Taxpayer Advocate urges IRS to revamp its Future State plan

Olson-NIna-IRS-NTA
Nina Olson, the United States Taxpayer Advocate, speaks during an interview in Washington D.C., on Tuesday, July 26, 2011. Olson, a lawyer and former tax preparer, has held the position since March 2001 and has become one of the leading critics of the IRSÕ treatment of taxpayers. Photographer: Christopher Powers/Bloomberg***Local Caption***Nina Olson

National Taxpayer Advocate Nina Olson wants the Internal Revenue Service to take more of a “taxpayer-centric” approach in its Future State plan and for Congress to focus on tax simplification in its tax reform efforts.

In her Taxpayer Advocate Service’s 2016 annual report to Congress, Olson recommended the IRS adopt a vastly different approach to tax administration. The IRS has traditionally viewed itself as an enforcement agency, and Olson expressed concern this “enforcement first” approach would predominate as the IRS developed its Future State plan.

Of the IRS’s current budget of $11.2 billion, she noted that 43 percent is allocated to enforcement, while less than 6 percent is dedicated to taxpayer outreach and education. The IRS budget request for FY 2017 asked for an increase in enforcement funding of 7.2 percent, compared to only 3.1 percent for taxpayer services.

Olson pointed out the IRS’s proposal to increase enforcement funding by more than taxpayer services funding came as the agency has come under criticism for its inability to meet basic taxpayer needs. The IRS receives more than 100 million telephone calls each year, but its telephone assistors were able to answer only 38 percent in fiscal year 2015 and 53 percent in FY 2016. Taxpayers who managed to reach a person at the IRS had to wait on hold for an average of 30 minutes and 18 minutes, respectively, those years.

“In an enforcement-oriented tax agency, if taxpayers don’t get the help they need to comply and they make a mistake, they are treated as if they are tax evaders,” said the report. “This treatment in turn breeds resentment and increases the risk that the taxpayer who was willing to comply is no longer willing to do so. In this way, the underlying assumption by the tax agency that taxpayers will evade tax becomes a self-fulfilling proposition. The agency ends up converting a compliant taxpayer into a noncompliant one.”
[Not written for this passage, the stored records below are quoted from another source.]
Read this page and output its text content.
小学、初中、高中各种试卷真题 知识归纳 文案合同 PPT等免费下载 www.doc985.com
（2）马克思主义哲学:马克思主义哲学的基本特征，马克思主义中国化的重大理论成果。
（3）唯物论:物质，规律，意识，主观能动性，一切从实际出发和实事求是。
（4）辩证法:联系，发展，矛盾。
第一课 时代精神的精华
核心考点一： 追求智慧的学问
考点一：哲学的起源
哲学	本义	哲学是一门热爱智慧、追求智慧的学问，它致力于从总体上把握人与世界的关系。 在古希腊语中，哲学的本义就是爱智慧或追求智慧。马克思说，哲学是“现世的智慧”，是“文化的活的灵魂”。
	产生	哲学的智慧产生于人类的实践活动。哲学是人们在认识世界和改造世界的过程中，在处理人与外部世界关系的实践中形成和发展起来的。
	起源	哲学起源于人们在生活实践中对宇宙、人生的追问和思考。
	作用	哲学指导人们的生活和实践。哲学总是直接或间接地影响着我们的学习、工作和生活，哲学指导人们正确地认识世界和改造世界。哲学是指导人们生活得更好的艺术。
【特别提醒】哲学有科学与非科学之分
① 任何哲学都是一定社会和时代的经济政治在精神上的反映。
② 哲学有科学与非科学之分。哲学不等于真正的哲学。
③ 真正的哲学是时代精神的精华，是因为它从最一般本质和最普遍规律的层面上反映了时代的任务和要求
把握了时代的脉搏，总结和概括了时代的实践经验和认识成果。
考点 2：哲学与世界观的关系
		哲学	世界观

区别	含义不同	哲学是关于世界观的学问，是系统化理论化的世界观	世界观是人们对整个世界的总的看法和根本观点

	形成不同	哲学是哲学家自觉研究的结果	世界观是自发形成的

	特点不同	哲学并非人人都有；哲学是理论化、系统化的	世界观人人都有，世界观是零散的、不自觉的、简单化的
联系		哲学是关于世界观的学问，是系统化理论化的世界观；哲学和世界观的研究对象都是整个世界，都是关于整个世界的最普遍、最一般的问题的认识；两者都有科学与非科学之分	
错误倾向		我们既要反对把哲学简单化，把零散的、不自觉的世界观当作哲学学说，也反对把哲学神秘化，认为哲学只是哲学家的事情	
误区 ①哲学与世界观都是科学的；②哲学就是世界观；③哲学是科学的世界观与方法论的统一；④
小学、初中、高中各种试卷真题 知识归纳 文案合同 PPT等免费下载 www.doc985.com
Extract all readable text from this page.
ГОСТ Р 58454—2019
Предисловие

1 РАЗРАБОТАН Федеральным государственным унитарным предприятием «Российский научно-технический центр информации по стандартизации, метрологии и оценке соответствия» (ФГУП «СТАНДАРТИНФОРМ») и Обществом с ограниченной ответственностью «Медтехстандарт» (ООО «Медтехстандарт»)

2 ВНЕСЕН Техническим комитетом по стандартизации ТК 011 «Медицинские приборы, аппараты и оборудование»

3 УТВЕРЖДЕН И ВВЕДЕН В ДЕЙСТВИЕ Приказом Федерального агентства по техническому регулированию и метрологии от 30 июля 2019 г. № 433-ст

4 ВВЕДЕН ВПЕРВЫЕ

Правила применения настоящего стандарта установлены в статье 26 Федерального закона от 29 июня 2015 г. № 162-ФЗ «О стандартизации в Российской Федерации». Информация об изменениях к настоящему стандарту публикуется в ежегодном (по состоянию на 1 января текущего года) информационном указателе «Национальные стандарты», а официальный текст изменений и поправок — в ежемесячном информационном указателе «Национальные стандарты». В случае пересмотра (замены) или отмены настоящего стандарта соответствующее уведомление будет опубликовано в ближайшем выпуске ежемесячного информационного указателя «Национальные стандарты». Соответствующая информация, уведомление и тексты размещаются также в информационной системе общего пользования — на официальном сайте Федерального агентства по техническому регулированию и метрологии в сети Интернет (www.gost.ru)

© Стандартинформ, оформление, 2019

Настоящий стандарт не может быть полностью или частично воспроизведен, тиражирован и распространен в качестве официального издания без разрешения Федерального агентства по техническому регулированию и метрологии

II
The report acknowledged the IRS shouldn’t simply ignore those who are actively evading taxes, but it argued the tax system should be designed around the taxpayers who are trying to comply, instead of those who are actively trying to avoid paying taxes.

The report also urged Congress to concentrate on tax simplification in its tax reform discussions. The Taxpayer Advocate noted that it has now been more than 30 years since Congress enacted the Tax Reform Act of 1986 to simplify the tax code, but since that time, the tax code has only grown more complex each year.

The Taxpayer Advocate Service estimates that individuals and businesses spend approximately six billion hours each year complying with the code’s filing requirements, on top of millions of extra hours spent answering IRS audits or notices.

“If tax compliance were an industry, it would be one of the largest in the United States,” said the report. “To consume six billion hours, the ‘tax industry’ requires the equivalent of three million full-time workers.”

IRS Commissioner John Koskinen responded to the report. “We will be reviewing the details of the National Taxpayer Advocate’s report,” he said in a statement Tuesday. “We agree with the Advocate that simplifying the nation’s tax code would be good for taxpayers and tax administration. In addition, we agree that providing adequate resources for the IRS is critical to serving the nation’s taxpayers. However, we disagree with suggestions that the IRS overlooks taxpayer service and reject inaccurate stereotypes that the IRS is just focused on tax enforcement. The reality is our employees across the nation take great pride in serving taxpayers. Tens of millions of taxpayers turn to us for information and assistance each year—on the phone, in person and on the web. We strongly believe that a balanced approach to taxpayer service and tax enforcement is critical to running a sound tax system. That view has been—and continues to be—strongly embraced by the IRS leadership and our employees.”